Author: T. Douglas Stump on July 29, 2013
After what seemed like a whirlwind of action in the Senate with hundreds of amendments in committee and then hundreds more filed during the floor debate, we ended up with a bill passed at the end of June. Great timing of course because that still left a good month for the House to crank into high gear and get something passed that could then be conferenced with the Senate legislation in the fall.
And yet, here we sit with a few short work days left before the House breaks for their August recess and we have yet to see any bill come to the floor. Now, that is actually good news in at least one way, because frankly, the five bills that have passed out of committee in the House are a mixed bag at best with one in particular that I think we all pretty much love to hate: the SAFE Act.

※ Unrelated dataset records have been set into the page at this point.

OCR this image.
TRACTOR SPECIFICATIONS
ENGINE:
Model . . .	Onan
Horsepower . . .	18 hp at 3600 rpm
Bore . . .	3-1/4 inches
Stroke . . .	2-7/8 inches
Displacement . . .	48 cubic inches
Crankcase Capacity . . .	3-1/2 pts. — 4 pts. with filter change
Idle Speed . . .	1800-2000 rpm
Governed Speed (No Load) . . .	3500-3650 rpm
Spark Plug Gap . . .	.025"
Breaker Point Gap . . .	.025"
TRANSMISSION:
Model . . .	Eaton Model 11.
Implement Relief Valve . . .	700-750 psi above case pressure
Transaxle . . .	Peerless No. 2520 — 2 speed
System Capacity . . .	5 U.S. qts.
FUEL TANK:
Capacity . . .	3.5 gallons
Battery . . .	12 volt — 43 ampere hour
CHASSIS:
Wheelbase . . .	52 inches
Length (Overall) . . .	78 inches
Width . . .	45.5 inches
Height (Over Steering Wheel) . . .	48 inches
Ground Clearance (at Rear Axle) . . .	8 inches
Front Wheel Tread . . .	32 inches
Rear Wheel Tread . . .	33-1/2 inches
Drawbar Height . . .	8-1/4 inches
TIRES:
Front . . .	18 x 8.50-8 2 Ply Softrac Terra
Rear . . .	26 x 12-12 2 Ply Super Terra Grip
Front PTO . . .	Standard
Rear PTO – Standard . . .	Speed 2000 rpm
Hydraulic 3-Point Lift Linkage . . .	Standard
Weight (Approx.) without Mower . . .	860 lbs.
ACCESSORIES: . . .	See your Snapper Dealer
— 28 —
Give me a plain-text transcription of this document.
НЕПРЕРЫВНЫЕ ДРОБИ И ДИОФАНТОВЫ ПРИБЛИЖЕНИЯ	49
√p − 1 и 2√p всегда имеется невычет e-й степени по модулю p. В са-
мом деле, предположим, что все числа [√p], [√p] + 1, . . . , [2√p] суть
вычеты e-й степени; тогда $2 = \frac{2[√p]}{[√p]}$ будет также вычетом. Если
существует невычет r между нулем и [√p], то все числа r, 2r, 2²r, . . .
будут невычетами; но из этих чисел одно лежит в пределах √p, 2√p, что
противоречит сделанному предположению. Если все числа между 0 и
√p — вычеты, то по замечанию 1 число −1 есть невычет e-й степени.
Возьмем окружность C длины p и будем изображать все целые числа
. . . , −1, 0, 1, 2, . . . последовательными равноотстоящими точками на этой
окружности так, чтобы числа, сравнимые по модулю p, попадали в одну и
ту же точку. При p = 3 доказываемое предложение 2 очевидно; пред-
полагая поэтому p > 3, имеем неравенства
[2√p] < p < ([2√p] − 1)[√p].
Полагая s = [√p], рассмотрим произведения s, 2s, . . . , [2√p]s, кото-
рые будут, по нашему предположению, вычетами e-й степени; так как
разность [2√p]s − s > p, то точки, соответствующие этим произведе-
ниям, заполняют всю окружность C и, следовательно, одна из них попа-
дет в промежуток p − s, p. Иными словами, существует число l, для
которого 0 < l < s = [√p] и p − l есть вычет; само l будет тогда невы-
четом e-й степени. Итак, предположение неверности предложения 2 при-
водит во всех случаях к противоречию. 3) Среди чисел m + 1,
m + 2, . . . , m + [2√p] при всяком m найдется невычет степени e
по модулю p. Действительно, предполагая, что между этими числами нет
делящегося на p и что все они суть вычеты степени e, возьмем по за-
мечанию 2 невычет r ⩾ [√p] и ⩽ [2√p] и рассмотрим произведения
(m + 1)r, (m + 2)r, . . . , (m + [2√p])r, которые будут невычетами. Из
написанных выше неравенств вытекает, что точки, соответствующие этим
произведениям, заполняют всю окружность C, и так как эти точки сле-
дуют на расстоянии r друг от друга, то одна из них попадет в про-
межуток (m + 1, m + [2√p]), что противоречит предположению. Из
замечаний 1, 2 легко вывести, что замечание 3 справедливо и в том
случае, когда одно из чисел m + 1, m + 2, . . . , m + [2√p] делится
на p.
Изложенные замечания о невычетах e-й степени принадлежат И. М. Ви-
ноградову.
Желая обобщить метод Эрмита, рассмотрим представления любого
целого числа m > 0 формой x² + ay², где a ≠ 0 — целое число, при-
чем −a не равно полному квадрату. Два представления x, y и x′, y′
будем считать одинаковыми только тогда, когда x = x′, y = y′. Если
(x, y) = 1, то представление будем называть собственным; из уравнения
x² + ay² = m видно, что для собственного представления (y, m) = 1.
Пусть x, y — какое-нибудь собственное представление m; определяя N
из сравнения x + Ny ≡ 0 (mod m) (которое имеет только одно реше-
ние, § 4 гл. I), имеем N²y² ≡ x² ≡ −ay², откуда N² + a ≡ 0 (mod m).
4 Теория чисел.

So, if I had to choose between the SAFE Act (or Sensenbrenner Returns) being the vehicle that is used to conference with the Senate bill and inaction, I guess I’d choose inaction.
But still, I know that many of us are champing at the bit here, wanting to push for immigration reform, wanting the next step to happen, to reach the next goal post and being disappointed when House Leadership doesn’t seem to feel the same sense of urgency.
Now we have Speaker Boehner refusing to say whether a path to citizenship might be in a House bill, Minority Leader Pelosi has said maybe a piecemeal approach would be okay if it gets them to conference with the Senate, and then some Democrats are saying that immigration reform won’t even pass in 2014 because of how tough it would be to get it done in an election year.
The question is, do we sit back and take this as gospel or do we do everything that we can to push the House to real action?
I vote for taking action. I vote for calling our Representatives (202-224-3121) and telling them we need real, comprehensive reform now and not later. I vote for doing district visits during the August recess and telling staff and Congressional Members about the people in their communities that are being affected, right now, by their lack of action. I vote for responding to attacks on immigration reform in my paper by sending in Letters to the Editor and Opinion pieces and reaching out to reporters who may be confused about what’s what in immigration law.
If we, along with other community members and stakeholders, refuse to do nothing and make our voices and the voices of our clients heard, I firmly believe we can make a difference.